Piccole ma significative accortezze nella gestione quotidiana dei cavalli possono fare la differenza.
È vero, l’ideale animalista vorrebbe gli equidi liberi e mai confinati, imbrigliati, soggiogati alla nostra volontà, obbligati a saltare, correre, danzare, scapicollarsi lungo campi e percorsi. Ma si dà il caso che la maggior parte dei cavalli oggi sia impiegata nello sport o nel lavoro, cosicché le condizioni di vita e la qualità del rapporto con l’uomo rivestono per loro un peso fondamentale. Piccole ma significative accortezze nella gestione quotidiana possono fare la differenza. Il cavallo si gioverebbe assai di non rimanere sellato, come troppo spesso accade, anche parecchie ore ad attendere il cavaliere in scuderia o sul van fra una gara e l’altra. Come pure è importante per la sua salute fisica e mentale uscire ogni giorno, e non solo per uno sforzo breve e intenso. Organizzare la possibilità di lasciare i cavalli liberi al paddock per trascorrere del tempo senza sollecitazioni, passeggiarli regolarmente a mano o in sella in ambienti naturali, recarsi in scuderia per due passi all’esterno anche di lunedì dopo il concorso, sono indispensabili e civili abitudini.
Affidarsi completamente alla gestione altrui, senza verificare la quotidianità del proprio cavallo – un essere vivente e non una barca o una moto, ricordiamolo – è assurdo. Solo pochi fortunati possono contare sull’assistenza di quei favolosi groom professionisti che accompagnano i migliori cavalieri in giro per il mondo, e spesso circoli e maneggi ricorrono a manodopera non specializzata, sfruttata e di conseguenza poco motivata. Gli istruttori possono essere senz’altro persone coscienziose, ma pure spregiudicati mercanti.

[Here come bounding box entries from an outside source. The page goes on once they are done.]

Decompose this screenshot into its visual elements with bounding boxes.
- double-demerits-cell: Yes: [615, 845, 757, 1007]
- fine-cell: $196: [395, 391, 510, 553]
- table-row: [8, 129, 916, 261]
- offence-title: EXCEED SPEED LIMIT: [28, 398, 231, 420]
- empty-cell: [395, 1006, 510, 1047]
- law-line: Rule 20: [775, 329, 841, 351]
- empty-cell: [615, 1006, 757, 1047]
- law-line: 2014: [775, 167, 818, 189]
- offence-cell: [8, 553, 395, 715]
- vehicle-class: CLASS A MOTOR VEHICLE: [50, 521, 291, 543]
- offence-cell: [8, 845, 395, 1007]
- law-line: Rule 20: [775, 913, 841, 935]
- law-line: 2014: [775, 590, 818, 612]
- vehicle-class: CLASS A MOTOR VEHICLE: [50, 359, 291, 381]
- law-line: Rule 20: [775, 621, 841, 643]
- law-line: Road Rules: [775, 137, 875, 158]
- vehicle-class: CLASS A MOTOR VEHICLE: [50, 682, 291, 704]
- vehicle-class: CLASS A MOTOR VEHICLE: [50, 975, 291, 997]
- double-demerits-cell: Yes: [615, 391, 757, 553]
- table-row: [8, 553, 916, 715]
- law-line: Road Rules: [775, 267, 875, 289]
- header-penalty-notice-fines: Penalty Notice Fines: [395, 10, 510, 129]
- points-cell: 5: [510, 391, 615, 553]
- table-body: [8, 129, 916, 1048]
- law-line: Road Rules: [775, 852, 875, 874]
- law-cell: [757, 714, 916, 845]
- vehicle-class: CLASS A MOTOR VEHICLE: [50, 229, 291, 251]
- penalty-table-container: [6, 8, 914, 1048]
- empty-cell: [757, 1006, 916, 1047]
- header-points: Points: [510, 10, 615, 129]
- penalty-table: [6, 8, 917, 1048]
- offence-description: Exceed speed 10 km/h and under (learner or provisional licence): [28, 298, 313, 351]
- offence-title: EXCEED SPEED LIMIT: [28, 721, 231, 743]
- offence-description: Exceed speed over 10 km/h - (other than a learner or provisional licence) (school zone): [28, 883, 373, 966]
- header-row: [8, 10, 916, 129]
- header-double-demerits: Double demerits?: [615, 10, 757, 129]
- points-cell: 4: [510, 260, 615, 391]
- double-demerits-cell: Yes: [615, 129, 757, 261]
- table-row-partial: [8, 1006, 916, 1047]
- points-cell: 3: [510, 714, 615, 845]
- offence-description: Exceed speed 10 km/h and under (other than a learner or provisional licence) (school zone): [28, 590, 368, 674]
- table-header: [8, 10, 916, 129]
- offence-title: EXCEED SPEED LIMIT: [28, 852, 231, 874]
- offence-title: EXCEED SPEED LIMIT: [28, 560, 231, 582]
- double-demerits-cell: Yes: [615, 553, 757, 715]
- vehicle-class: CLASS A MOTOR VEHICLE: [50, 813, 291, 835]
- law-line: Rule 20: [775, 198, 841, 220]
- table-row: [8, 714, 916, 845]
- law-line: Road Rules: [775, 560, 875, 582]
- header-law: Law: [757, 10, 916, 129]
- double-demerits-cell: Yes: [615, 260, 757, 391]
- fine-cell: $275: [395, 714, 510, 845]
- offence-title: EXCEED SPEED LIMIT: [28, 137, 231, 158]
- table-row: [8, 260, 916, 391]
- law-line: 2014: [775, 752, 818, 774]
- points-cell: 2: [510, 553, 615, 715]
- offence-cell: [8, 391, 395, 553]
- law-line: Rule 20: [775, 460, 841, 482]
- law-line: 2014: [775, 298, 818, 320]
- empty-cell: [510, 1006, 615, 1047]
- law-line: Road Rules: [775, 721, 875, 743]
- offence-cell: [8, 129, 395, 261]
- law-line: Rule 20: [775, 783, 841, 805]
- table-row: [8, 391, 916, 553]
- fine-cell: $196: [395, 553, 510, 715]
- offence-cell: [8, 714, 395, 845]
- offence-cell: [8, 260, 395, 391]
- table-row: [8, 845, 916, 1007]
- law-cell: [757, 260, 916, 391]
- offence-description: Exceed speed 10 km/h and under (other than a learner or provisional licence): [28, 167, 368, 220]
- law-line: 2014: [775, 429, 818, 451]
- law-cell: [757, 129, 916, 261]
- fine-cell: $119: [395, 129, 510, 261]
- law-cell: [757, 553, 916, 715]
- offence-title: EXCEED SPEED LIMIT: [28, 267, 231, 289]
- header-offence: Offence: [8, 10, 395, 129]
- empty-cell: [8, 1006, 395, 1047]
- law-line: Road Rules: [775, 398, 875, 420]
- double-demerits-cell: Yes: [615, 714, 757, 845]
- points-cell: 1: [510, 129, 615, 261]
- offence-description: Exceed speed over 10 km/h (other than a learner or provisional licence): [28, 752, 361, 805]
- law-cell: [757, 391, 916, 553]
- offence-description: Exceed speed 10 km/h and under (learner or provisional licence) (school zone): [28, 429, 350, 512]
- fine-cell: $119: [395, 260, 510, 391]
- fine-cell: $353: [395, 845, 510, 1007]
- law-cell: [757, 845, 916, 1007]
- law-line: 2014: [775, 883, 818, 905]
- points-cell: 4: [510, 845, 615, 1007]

È dunque indispensabile che sia il proprietario a maturare in fretta quel tanto di conoscenza che gli permetta, per esempio, di comprendere l’importanza di fornire al cavallo un fieno di buona qualità da somministrare in pasti frequenti, senza cedere alla semplificazione del solo, più calorico mangime. E ancora, conta la cura delle bardature, perché infliggere al cavallo sottosella e finimenti incrostati di sudore, oppure selle bisognose di una nuova imbottitura, può arrecare brutte fiaccature. È il tempo, in fondo, il primo valore aggiunto nel legame con l’equino, persino quello in cui il posteriore umano, una volta scavalcato l’arcione, si posa sulla sua schiena: lentamente, per favore, e non piombando a peso morto come se ci si buttasse su una poltrona! È ovvio che un aiuto dovrebbe giungere dal mondo istituzionale, dalle strutture.